The public database will include comments by product manufacturers. Once the commission receives a report of injury, it will, within five days, transmit that report to the manufacturer, allowing the company an opportunity to comment in the database if the manufacturer requests it.
Also, the manufacturer may request that some information be considered confidential. The commission must then determine whether that information contains a trade secret as defined by federal law. If it does, the commission must remove the information from the database. If the commission determines that the information does not contain a trade secret, the manufacturer may bring action in district court to seek its removal. The commission can also determine that a piece of information in a report or comment is inaccurate and may decline to add it or may remove it from the database.

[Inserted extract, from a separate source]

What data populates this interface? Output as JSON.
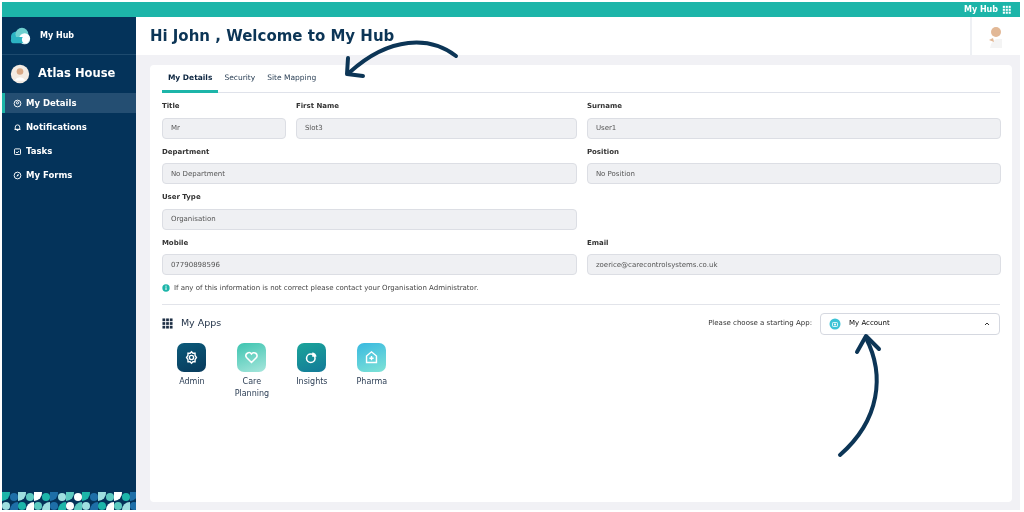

The new law raises safety standards for ATVs, improves pool and spa safety, more stringently controls the amount of lead in children's products, and forces the CPSC to examine -and possibly raise-standards for "durable infant or toddler products" such as cribs.
As for phthalates, 180 days after enactment, the act will make it illegal for anyone to manufacture, distribute, import or sell any child's toy or child care article containing more than 0.1 percent of three types of phthalates. It will also be illegal to manufacture, sell, import or distribute toys containing phthalates if the toys can be placed in a child's mouth.
So what does the new and improved CPSC mean for consumers? There is no question that the reform law strengthens the agency. Additional resources will inject the CPSC with new power, new direction, and new sense of purpose. Higher penalty caps will help deter potential wrongdoers.
For trial lawyers, the new anti-preemption language might be the most important part. The new language will protect states' rights to hold accountable those who place hazardous products into the stream of commerce.
Many product manufacturers and sellers will continue to make high-quality products that adhere to the spirit and letter of the law, but some will test the commission's ability to enforce its new rules. Time will tell how well the reformed agency will serve the consumers that the Congress of 1972 sought to protect.